A professora Dayana Brunetto também é uma das autoras do I LesboCenso Nacional. Ela conta que outro ponto levantado é sobre a falta de preparo das/os profissionais de saúde. “De maneira geral, as equipes não oferecem um atendimento ético e de qualidade para as lésbicas e sapatão. Isso se deve ao acionamento das crenças pessoais, em geral religiosas, ligadas a uma moral judaico-cristã, de que lésbicas e sapatão são pecadoras, sujas, aberrações, dentre outras adjetivações pejorativas”, afirma.

Desse modo, muitas lésbicas e sapatão possuem receio de falar sobre sua sexualidade, na hora do atendimento de saúde. “É muito difícil que em uma primeira consulta a/o médica/o ginecologista se atente de que não necessariamente a paciente se reconhece como heterossexual.

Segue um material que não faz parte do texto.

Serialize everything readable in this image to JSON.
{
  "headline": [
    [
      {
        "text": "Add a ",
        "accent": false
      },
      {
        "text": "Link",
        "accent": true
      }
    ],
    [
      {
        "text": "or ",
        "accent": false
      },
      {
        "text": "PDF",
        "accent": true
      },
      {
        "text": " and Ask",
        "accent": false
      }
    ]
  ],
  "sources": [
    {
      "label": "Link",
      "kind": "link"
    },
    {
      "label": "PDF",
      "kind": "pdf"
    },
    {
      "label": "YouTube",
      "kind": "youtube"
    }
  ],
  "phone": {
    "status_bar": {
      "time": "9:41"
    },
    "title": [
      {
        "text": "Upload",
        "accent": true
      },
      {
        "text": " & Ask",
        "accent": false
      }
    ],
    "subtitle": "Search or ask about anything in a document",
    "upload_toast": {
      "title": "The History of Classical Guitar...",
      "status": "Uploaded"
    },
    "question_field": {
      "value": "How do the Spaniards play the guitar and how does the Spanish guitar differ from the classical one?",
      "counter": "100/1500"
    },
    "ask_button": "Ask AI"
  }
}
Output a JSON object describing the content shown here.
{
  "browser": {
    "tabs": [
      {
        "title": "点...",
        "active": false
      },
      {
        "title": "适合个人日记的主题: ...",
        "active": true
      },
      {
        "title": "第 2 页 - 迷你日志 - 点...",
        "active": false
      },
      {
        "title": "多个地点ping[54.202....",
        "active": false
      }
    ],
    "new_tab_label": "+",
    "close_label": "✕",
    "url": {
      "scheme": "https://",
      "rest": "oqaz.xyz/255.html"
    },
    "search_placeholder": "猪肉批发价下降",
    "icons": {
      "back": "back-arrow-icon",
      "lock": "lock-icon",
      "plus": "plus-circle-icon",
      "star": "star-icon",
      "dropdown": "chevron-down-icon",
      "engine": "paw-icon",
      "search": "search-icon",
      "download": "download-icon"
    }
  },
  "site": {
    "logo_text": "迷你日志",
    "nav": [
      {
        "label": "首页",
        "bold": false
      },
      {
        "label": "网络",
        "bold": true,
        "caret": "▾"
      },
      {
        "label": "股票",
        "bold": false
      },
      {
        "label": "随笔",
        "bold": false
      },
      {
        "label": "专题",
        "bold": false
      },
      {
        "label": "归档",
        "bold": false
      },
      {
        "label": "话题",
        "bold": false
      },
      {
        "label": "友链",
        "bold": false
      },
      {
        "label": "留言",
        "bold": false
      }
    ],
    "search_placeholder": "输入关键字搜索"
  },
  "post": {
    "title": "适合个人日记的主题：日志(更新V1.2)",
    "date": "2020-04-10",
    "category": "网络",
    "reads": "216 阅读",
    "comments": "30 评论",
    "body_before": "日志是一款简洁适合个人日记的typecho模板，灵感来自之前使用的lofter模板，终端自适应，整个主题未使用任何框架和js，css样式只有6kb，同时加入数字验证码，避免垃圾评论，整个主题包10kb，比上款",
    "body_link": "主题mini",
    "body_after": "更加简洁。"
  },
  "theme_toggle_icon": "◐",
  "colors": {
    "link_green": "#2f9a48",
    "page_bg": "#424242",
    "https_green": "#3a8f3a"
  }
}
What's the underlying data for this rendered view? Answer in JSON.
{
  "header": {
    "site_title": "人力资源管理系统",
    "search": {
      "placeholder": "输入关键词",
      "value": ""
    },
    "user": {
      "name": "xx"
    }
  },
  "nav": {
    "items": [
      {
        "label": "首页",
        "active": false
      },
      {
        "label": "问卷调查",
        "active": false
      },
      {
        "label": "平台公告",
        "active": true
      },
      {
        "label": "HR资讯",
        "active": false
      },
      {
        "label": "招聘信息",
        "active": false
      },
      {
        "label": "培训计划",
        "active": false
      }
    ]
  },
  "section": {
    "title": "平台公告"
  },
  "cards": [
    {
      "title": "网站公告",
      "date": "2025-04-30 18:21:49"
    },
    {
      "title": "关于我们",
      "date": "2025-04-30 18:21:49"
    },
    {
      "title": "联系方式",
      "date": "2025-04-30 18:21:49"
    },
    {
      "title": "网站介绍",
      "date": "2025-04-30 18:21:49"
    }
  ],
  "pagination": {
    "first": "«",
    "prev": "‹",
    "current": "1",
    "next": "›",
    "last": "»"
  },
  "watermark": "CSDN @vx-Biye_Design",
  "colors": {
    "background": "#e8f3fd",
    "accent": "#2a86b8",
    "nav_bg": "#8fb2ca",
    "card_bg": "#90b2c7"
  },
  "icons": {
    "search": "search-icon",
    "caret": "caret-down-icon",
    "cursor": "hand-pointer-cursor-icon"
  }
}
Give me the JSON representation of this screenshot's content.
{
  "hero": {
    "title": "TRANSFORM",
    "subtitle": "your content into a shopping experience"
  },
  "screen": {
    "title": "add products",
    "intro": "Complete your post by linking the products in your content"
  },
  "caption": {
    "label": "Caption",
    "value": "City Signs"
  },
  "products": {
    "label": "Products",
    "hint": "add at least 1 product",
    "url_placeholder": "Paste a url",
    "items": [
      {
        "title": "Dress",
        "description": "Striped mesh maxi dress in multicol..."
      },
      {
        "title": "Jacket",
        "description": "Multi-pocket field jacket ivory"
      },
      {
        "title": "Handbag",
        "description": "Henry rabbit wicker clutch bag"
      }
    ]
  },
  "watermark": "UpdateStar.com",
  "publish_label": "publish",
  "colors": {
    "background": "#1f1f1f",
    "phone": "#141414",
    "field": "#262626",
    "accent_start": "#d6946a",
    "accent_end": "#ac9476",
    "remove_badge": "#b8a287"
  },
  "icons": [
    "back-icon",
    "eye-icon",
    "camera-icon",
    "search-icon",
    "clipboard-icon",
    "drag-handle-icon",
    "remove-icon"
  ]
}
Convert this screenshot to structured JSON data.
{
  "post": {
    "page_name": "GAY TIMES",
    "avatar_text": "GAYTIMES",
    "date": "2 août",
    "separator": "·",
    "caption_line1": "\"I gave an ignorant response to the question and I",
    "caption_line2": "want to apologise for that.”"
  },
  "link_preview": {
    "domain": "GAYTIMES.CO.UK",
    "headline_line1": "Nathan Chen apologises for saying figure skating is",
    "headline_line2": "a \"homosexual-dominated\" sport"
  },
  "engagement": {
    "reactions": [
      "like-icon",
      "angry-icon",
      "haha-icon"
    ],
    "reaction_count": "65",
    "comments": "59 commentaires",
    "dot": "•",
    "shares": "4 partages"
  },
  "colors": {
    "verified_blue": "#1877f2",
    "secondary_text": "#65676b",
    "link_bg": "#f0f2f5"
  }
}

E aí, todo o atendimento é orientado por essa percepção heteronormativa4 de que, com certeza, a pessoa é heterossexual. Isto prejudica muito o acesso digno, qualificado, humanizado e ético dessas pessoas à saúde”, acrescenta a professora.

Destruindo mitos

A verdade é que muitas doenças podem ser transmitidas pelo sexo entre lésbicas e pessoas com vulva. As mais comuns são: a gonorreia, a clamídia, o papilomavírus humano (HPV), sífilis, herpes, HIV, tricomoníase, hepatite, entre outras. Para se proteger, as opções oferecidas são limitadas, pois, de acordo com Dayana Brunetto, “o mercado se baseia nas concepções sociais para investir no que mais vai render lucro, ou seja, camisinhas masculinas e outros meios de prevenção para relações sexuais com pênis/escroto e vulva/vagina, dentro da cisheteronormatividade”.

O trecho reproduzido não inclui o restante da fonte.